Regarding Project Plan, second 50%, again: I think it would be worth it to spend some time revamping how the installation of dependencies happens (again).

I've gotten some inspiration from matplotlib, which has a generic [SetupPackages class](https://github.com/matplotlib/matplotlib/blob/master/setupext.py#L413). This makes things quite streamlined and easy to understand. It has a class (inherited from SetupPackage) for every dependency. I think this makes a lot more sense and makes it easier to manage,

This can remove the download() issues we have and can download everything with appropriate messages during pip install itself. (Which makes sense because installation/downloads shouldn't happen when running, it should happen when installing)

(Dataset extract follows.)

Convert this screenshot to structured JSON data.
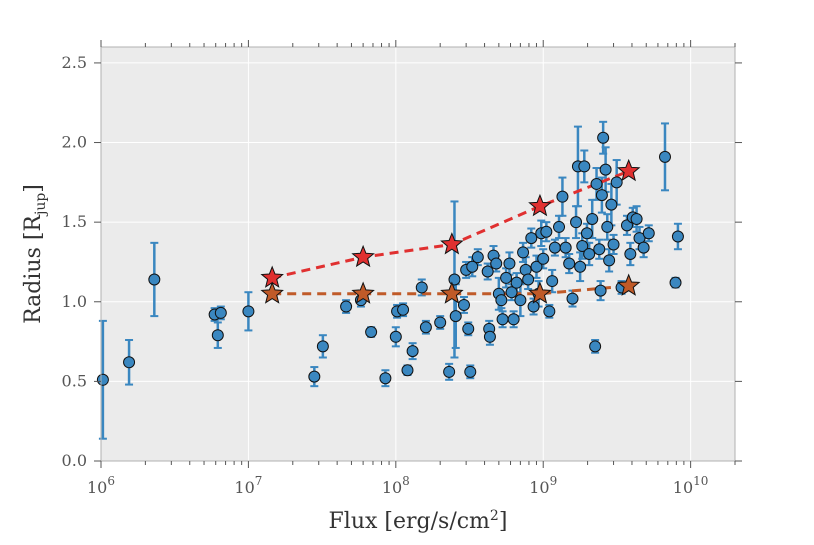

I agree in that installation of deps and the code in general is still an issue, but for this GSoC I think we should not spend too much time anymore - may be during buffer week. I would propose to:

  1. have a Docker/Vagrant procedure (image, etc) that allows us to deploy ANY version of the code no matter how nasty/weird/involved/ill defined the deps are at that moment - including a procedure (e.g. invoke) to build the Docker
  2. have a look at other approaches like matplotlib, wand, vistrails, etc. and make them usable to us
  3. I think at some point all those approaches have anyways to come together in a package that should replace pip and be able to gather info on the system, find packages needed on the web and propose actions to solve the issue to the user - this vendor package management external delivered in the past - this needs to be done as a separate project somwhere else

To understand the matplotlib approach right - it does work out and list the needed deps, right? It does not install them? And it does not know how the package is named (e.g. it says I need boost but has no idea how the package is called on the specific system)? As the later 2 are imporant for a user friendly system.

@DrTrigon Yes, matplotlib does not currently give suggestions. I've created https://github.com/matplotlib/matplotlib/pull/6575 for it

(... and that was 2 weeks ago already...)

What I like is; matplotlib is known and mature software - that way we have a good and broadly used solution! Perfect!